Ken: I’ve been working on this record with my new band Saltine (who released a very fine 7″ single, Reveal Love, on Casa Recordings late last year), but I’m kinda debating what to do with it right now, trying to decide if it’s really where I want it to be . I stopped working on it while I decide what to do next. I’ve been working on it at my studio and my studio has its limitations and I don’t know exactly where it’s at right now, so I’m kinda taking a break for some more perspective. Meanwhile I’m gonna go on tour in Australia, play some songs with the guy from The Orange Humble Band (who release another Australia-only album, Humblin’ Across America this month on Nic Dalton’s Half A Cow label) and that’ll be a very good time to do something different and be really far away. We also have a few shows with Saltine in Texas and in Seattle, I’ll do some production work in April and then after that some time in the spring, R.E.M. are recording and I’m supposed to participate… hopefully I’m not blowing some kinda secret here right now…
Lu.Ka.: How does last night’s Posies acoustic “comeback” show fit into all this?
Ken: I don’t know. Jon is the first I played music with and longer than anyone. We’ve known each other for like 16 years I think and there’s just so much going on between us, that even if we take a year off or two, it’s still a very deep connection that has manifested itself in the music. That is the easiest way to communicate for us. It truly is effortless for us to sing together and blend our voices. That’s one of my favorite ways to play music, to play acoustic with him. Playing in the Posies as a rock band was fun and we did a lot of good shows together but the best part of our musical endeavours were always when we got to play a couple of acoustic songs together. That always felt the most direct.

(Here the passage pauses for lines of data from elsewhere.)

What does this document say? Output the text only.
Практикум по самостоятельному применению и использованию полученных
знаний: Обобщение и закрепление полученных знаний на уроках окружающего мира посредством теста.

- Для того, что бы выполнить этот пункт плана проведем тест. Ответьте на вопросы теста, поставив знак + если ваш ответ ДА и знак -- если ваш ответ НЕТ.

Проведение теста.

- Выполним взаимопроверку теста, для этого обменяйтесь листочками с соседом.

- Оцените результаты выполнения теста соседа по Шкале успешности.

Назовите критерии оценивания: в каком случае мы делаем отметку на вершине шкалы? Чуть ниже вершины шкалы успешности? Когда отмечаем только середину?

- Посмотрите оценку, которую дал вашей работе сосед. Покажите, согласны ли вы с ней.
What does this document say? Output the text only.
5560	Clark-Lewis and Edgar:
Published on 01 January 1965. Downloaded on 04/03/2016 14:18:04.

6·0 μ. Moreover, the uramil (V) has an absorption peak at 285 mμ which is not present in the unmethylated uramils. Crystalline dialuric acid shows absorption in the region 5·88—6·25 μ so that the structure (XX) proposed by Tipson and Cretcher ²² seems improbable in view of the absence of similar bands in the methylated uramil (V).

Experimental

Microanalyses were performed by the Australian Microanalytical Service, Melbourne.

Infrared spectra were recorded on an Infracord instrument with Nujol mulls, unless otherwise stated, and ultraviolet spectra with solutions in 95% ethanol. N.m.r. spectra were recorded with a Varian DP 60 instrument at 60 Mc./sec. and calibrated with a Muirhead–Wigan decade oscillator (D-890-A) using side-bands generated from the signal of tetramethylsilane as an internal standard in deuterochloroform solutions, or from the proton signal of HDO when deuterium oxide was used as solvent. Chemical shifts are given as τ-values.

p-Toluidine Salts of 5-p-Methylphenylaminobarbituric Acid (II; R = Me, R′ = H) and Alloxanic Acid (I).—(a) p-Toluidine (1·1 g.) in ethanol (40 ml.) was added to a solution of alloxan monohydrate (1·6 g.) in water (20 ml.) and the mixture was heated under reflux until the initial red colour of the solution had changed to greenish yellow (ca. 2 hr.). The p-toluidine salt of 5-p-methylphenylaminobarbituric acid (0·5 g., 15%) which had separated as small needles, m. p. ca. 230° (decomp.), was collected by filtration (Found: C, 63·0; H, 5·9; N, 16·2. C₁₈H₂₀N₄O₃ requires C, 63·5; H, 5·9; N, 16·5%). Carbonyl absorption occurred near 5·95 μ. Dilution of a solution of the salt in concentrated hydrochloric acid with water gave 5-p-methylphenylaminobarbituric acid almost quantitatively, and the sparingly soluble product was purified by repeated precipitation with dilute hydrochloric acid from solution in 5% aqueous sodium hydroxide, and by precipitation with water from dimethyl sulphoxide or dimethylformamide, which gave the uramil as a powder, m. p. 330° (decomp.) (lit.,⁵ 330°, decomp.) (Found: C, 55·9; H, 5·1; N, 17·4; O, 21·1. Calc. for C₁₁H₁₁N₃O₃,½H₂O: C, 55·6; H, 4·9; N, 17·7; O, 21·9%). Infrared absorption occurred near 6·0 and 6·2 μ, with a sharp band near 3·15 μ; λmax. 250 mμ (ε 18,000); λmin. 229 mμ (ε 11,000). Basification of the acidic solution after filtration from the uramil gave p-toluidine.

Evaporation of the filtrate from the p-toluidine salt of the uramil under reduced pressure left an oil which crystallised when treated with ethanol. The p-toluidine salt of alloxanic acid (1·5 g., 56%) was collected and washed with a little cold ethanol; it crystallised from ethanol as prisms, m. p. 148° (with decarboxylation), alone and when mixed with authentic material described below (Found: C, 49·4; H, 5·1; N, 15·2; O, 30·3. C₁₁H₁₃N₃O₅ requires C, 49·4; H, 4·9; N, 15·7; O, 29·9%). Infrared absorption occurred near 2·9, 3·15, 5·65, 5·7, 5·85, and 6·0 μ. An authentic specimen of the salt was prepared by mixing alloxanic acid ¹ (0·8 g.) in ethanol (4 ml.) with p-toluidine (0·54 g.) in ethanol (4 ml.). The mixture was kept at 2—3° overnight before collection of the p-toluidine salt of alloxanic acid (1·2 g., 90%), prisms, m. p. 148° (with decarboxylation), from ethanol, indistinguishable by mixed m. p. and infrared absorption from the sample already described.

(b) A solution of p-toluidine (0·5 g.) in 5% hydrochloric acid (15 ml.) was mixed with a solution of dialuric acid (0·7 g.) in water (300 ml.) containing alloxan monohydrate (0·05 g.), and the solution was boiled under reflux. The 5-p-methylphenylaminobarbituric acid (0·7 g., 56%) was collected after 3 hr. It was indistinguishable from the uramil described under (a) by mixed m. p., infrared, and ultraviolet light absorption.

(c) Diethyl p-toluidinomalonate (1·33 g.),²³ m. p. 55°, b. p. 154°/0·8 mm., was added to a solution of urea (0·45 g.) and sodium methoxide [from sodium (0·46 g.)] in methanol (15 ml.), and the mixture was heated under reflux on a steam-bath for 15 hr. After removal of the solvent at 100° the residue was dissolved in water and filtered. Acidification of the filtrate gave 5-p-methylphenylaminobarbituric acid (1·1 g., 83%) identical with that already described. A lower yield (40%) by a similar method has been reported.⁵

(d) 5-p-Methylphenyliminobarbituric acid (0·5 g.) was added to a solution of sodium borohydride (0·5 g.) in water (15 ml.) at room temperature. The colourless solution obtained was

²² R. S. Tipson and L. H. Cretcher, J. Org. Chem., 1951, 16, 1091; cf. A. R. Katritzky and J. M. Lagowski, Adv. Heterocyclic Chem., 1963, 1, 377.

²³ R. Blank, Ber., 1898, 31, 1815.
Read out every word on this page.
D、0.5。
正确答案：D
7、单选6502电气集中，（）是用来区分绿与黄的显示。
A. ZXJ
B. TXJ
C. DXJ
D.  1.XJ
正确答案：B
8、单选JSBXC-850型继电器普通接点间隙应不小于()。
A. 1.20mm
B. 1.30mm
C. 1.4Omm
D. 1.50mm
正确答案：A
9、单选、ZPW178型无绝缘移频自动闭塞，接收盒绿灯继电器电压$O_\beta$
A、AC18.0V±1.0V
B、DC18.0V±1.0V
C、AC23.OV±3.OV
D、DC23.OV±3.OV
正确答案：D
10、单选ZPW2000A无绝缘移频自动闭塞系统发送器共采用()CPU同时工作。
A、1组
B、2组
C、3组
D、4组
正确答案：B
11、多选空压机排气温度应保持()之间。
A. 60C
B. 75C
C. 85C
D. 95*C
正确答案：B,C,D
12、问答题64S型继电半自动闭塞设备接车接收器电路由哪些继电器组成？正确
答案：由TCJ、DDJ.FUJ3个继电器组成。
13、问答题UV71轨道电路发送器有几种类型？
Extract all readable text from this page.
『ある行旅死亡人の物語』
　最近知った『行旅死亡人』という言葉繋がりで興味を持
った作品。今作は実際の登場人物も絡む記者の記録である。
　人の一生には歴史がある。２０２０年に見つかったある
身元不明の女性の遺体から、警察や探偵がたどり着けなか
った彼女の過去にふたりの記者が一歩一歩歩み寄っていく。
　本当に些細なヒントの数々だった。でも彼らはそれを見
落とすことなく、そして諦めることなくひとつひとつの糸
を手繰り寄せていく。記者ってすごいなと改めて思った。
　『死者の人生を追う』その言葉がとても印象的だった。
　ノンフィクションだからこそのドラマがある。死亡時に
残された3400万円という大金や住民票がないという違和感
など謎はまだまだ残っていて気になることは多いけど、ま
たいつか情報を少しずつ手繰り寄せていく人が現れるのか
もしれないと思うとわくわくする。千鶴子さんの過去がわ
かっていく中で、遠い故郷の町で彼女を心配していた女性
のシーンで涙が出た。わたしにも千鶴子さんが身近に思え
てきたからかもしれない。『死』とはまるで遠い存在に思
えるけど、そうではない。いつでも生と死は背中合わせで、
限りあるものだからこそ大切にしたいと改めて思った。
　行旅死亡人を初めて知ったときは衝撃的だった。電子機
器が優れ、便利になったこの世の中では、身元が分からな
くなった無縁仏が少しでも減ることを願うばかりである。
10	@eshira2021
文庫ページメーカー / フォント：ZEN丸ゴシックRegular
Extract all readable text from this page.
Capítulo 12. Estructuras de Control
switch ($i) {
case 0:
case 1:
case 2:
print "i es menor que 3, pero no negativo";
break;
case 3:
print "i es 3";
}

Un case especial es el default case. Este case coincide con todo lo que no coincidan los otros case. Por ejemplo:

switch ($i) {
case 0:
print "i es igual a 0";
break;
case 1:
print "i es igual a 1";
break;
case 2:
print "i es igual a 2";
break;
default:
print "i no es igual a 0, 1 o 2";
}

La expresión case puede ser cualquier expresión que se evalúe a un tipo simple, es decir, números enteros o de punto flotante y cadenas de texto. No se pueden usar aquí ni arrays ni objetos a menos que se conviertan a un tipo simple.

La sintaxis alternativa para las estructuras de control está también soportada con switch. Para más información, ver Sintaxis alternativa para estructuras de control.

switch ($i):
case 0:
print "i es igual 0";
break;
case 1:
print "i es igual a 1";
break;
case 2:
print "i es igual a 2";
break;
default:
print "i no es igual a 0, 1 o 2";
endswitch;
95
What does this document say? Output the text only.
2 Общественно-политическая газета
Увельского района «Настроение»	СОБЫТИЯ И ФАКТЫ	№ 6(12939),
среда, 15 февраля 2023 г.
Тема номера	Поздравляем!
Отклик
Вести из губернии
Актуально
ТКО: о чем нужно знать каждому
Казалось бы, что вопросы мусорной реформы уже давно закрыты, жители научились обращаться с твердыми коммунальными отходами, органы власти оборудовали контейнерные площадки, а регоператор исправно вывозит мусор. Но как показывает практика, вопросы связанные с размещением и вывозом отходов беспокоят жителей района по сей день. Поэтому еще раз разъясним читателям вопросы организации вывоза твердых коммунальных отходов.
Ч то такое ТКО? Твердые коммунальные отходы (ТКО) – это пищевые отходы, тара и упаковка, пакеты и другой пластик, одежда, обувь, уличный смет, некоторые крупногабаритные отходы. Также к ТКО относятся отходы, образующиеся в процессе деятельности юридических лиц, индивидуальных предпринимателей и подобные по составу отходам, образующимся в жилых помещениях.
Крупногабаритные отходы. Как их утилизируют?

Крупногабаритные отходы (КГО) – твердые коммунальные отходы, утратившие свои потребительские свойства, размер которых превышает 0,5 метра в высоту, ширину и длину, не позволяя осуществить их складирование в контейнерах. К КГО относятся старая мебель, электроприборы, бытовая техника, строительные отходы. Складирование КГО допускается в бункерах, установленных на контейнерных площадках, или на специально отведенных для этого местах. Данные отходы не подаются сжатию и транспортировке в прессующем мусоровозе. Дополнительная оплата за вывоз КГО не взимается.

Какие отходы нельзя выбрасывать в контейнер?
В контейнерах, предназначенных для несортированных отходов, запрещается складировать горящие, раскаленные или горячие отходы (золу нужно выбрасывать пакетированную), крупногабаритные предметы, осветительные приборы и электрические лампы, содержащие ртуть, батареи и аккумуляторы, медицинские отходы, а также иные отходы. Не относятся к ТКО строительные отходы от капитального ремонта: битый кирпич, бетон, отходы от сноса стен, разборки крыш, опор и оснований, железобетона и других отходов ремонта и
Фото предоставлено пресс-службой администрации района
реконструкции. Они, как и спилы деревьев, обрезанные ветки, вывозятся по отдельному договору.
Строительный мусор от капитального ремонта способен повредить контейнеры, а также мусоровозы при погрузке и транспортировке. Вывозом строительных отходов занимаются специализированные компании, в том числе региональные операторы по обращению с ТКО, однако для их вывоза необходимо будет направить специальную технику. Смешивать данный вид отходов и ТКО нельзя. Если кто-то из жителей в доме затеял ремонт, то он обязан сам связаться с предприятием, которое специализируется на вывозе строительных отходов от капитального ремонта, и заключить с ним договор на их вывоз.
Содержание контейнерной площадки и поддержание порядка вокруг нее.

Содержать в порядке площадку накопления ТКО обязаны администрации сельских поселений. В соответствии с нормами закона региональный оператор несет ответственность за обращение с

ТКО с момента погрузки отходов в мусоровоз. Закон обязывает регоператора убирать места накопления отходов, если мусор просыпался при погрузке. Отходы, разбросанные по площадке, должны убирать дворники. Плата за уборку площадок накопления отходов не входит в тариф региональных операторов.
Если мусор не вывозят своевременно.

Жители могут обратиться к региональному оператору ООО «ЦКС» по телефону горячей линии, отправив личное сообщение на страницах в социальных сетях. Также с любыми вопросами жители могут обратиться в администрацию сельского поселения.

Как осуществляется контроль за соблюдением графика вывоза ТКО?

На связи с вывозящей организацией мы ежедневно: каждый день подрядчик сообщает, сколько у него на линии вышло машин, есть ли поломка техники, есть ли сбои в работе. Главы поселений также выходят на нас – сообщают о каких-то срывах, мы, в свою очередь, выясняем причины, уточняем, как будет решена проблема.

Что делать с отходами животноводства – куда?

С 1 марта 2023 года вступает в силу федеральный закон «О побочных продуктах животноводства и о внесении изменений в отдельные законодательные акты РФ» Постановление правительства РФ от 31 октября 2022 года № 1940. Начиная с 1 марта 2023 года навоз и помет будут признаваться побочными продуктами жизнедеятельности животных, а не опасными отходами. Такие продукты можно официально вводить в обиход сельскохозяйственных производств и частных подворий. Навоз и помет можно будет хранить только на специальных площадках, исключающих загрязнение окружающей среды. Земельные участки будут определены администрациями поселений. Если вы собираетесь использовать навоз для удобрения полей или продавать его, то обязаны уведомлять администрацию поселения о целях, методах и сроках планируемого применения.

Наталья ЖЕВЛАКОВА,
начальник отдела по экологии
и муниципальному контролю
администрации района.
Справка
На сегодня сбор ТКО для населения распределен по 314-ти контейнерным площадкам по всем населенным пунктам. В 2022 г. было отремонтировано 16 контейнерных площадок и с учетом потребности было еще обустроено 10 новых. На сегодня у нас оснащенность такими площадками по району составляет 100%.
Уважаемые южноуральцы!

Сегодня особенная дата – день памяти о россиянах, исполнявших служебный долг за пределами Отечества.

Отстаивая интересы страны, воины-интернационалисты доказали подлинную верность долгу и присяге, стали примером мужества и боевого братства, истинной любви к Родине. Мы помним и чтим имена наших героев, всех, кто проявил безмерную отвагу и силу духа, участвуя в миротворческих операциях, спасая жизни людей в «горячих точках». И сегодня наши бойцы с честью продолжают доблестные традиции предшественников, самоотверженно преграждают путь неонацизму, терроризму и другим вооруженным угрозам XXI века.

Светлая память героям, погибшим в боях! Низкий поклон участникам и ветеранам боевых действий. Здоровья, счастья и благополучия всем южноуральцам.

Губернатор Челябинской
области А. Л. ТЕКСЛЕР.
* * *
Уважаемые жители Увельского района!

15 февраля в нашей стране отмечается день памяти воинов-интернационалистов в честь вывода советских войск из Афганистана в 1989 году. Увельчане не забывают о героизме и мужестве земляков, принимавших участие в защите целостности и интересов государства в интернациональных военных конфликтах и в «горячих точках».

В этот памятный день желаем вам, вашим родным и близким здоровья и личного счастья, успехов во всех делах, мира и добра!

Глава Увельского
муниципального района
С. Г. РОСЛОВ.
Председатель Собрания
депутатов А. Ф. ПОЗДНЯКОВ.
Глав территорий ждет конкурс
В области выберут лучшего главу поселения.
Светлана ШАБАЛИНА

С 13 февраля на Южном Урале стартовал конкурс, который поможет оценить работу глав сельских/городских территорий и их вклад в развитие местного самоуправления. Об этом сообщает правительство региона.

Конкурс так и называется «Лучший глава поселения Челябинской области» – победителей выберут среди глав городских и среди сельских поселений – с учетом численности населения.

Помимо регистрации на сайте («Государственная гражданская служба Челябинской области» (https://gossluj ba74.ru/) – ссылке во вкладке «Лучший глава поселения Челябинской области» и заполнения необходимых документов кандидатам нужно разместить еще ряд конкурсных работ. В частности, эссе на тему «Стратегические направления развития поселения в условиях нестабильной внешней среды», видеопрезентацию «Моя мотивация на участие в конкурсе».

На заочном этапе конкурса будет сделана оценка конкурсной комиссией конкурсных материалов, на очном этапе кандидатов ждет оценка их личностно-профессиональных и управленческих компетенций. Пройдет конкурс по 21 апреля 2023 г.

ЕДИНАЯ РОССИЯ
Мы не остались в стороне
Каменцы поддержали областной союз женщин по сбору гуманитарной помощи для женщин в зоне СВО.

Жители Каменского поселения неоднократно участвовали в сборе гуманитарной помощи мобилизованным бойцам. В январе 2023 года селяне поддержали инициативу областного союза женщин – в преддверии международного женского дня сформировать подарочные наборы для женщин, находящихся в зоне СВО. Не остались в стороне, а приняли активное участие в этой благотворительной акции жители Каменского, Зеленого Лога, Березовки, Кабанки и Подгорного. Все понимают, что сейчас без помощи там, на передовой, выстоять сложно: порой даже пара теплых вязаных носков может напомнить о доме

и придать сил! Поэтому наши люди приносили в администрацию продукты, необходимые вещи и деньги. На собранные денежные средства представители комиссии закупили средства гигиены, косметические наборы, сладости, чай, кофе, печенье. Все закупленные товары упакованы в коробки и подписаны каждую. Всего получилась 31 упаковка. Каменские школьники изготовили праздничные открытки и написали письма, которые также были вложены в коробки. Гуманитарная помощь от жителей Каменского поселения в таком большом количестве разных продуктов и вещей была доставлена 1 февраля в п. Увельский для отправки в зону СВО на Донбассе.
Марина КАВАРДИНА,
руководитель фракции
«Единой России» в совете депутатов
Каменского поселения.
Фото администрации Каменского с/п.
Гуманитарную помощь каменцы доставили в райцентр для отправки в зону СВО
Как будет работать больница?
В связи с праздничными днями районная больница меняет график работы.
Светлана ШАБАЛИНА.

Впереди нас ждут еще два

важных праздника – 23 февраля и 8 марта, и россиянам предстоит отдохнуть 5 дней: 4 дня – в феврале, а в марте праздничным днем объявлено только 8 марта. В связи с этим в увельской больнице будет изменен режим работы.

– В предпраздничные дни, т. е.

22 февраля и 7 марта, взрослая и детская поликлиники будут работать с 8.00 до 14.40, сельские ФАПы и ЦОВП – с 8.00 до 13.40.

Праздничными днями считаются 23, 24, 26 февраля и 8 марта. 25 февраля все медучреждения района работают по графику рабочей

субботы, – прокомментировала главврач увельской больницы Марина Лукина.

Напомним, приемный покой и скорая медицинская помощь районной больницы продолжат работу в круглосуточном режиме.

Lu.Ka.: Do you find it difficult sometimes to work on your own now, especially when it comes to the singing and the harmonies?
Ken: Yeah, it does. You have to do something very different. There’s nobody I’ve ever met that could sing with me the same way and I can’t imagine there would be.
Lu.Ka.: Until no it seemed that the Posies were definitely history, but now you mentioned the possibility of an acoustic tour this summer, possibly even in Europe and there has been the recent live album Alive Before The Iceberg and there’s a Posies Best Of album, Dream All Day, coming out next month, too.
Ken: If I ever finish it, there’s also a Box Set of outtakes, rarities and live things, four CDs, coming out on a little label here in the States. We haven’t put it together yet. We’ve picked all the songs, but we haven’t mastered it yet. That’ll happen next month so I imagine it couldn’t be out till May at the earliest. We did record the show last night, too. If it sounds good, we’ll put that out as well!
Lu.Ka.: Thanks so much for the interview, Ken!